苏照归通过窥镜,是从“天空”视角去俯瞰皇城,看向任意处都能放大景致。
只有五分钟时间,苏照归毫不犹豫选择了皇城中央。
如今的皇都看不到一丝红。苏照归一开始还以为进入了冬季——天地皆白。
但仔细一看,那不是雪。宫阙朱红墙间,挂着数丈高的雪白帷幔。京城家家户户,也在门窗外飘满素色灵幡。宫内宫外行走之人,皆披麻带孝。
苏照归心中狂跳,看这架势,说是国丧都不为过——难道南宫濯死了?被自己杀了?
——不对,南宫濯尚未来得及立继承人,也把他那些兄弟杀的杀、贬的贬,政权交接断不会如此平和,更不可能搞个国丧。若南宫濯横死,他的那些对手们搞不好还要大宴三天,火树银花不夜天来庆祝。
南宫濯身为险些被追杀至死的庶皇子,一路凭军功杀上位,在朝中不曾有一家独大的外戚助力,他自己的母族更是早就落败死透。
难道是南宫濯在给他早逝的母亲追封哀荣?但苏照归听少年章濯吐露过,就连亲生母亲都恨他入骨,只因他是由卑贱宫仆生育后拿去给女主人固宠的工具,那位贵妃经常折磨他们母子以吸引先帝来探病。
因不堪忍受病痛与伤残的折磨,南宫濯的亲生母亲甚至曾想带他一起自杀。南宫濯命大,在烧炭的紧闭房间里抠出墙角一个小洞,撑到了破门得救。他的生母就没那么幸运,本来也不想活,就此殒命。
再后来,贵妃被打入冷宫,南宫濯被扔进军营里,九死一生。
如此看来,就算南宫濯要做样子,也不会真情实感给两个导致他苦难的女人封全城规格的丧礼吧?
苏照归快速搜寻,系统指引着把画面转到皇城一角,那里从前是佛堂和道堂,供奉着许多佛龛和前贤道君排位。如今重新修缮过。
正中有一间布置着祭礼的厅堂,中央竖着一块黑铁打造的肃穆牌位:皇靖忠武齐王越国公章绪之灵位。
苏照归恍然大悟:如果是南宫濯在给章绪老将军追封身后事,就说得通了。章绪老将军在军营结识不受宠的皇子后,为他效命,如师如父,忠诚不二,最后还为救他搭上了性命。南宫濯管他叫“义父”,在感情上应该比对先帝那些人要深得多,搞不好还要效仿父母丧礼,行孝三年。

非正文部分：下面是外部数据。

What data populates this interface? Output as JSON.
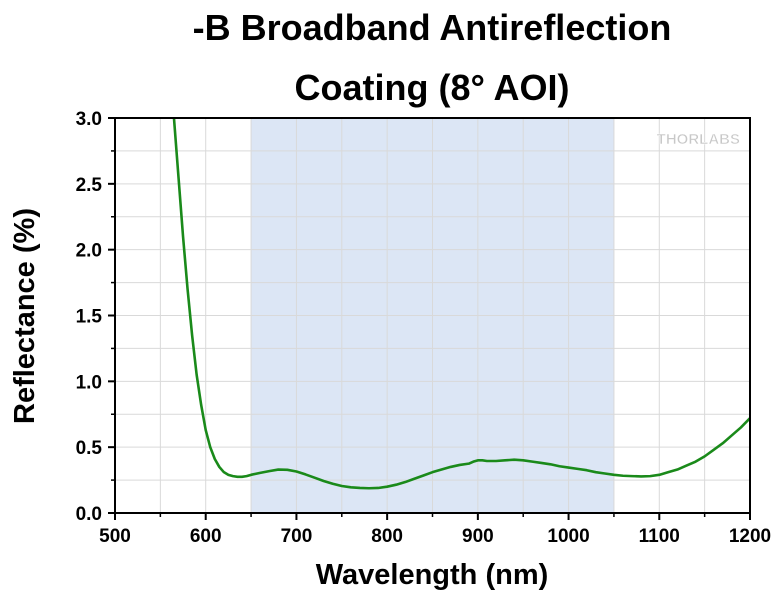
{
  "chart_data": {
    "type": "line",
    "title_lines": [
      "-B Broadband Antireflection",
      "Coating (8° AOI)"
    ],
    "xlabel": "Wavelength (nm)",
    "ylabel": "Reflectance (%)",
    "xlim": [
      500,
      1200
    ],
    "ylim": [
      0.0,
      3.0
    ],
    "x_ticks": [
      500,
      600,
      700,
      800,
      900,
      1000,
      1100,
      1200
    ],
    "x_tick_labels": [
      "500",
      "600",
      "700",
      "800",
      "900",
      "1000",
      "1100",
      "1200"
    ],
    "y_ticks": [
      0.0,
      0.5,
      1.0,
      1.5,
      2.0,
      2.5,
      3.0
    ],
    "y_tick_labels": [
      "0.0",
      "0.5",
      "1.0",
      "1.5",
      "2.0",
      "2.5",
      "3.0"
    ],
    "grid": true,
    "highlight_band": {
      "x_start": 650,
      "x_end": 1050,
      "color": "#dce6f5"
    },
    "watermark": "THORLABS",
    "series": [
      {
        "color": "#1a8a1a",
        "x": [
          565,
          570,
          575,
          580,
          585,
          590,
          595,
          600,
          605,
          610,
          615,
          620,
          625,
          630,
          635,
          640,
          645,
          650,
          660,
          670,
          680,
          690,
          700,
          710,
          720,
          730,
          740,
          750,
          760,
          770,
          780,
          790,
          800,
          810,
          820,
          830,
          840,
          850,
          860,
          870,
          880,
          890,
          895,
          900,
          905,
          910,
          920,
          930,
          940,
          950,
          960,
          970,
          980,
          990,
          1000,
          1010,
          1020,
          1030,
          1040,
          1050,
          1060,
          1070,
          1080,
          1090,
          1100,
          1110,
          1120,
          1130,
          1140,
          1150,
          1160,
          1170,
          1180,
          1190,
          1200
        ],
        "y": [
          3.0,
          2.55,
          2.1,
          1.7,
          1.35,
          1.05,
          0.82,
          0.63,
          0.5,
          0.41,
          0.35,
          0.31,
          0.29,
          0.28,
          0.275,
          0.275,
          0.28,
          0.29,
          0.305,
          0.318,
          0.33,
          0.328,
          0.315,
          0.293,
          0.268,
          0.243,
          0.222,
          0.205,
          0.195,
          0.19,
          0.188,
          0.19,
          0.2,
          0.215,
          0.235,
          0.26,
          0.285,
          0.31,
          0.33,
          0.35,
          0.365,
          0.375,
          0.39,
          0.4,
          0.4,
          0.395,
          0.395,
          0.4,
          0.405,
          0.4,
          0.39,
          0.38,
          0.37,
          0.355,
          0.345,
          0.335,
          0.325,
          0.31,
          0.3,
          0.29,
          0.283,
          0.28,
          0.278,
          0.28,
          0.29,
          0.31,
          0.33,
          0.36,
          0.39,
          0.43,
          0.48,
          0.53,
          0.59,
          0.65,
          0.72
        ]
      }
    ]
  }
}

章绪老将军的灵位规格很高:皇靖指的是政权名,忠武是给武将规格最高的谥号,齐王位同一字并肩王,越国公视同核心宗卿,当真是人臣极位,能封尽封。
这时,苏照归又看到章绪老将军牌位旁边一个灵位,上书:皇靖至仁文德承顺圣高苏皇后之灵位。
南宫濯什么时候立皇后了?皇后还和自己一个姓?苏照归被关了五年,没听说过南宫濯立后。但估计是被囚消息闭塞。既然当了皇帝,匹配一个皇后很正常。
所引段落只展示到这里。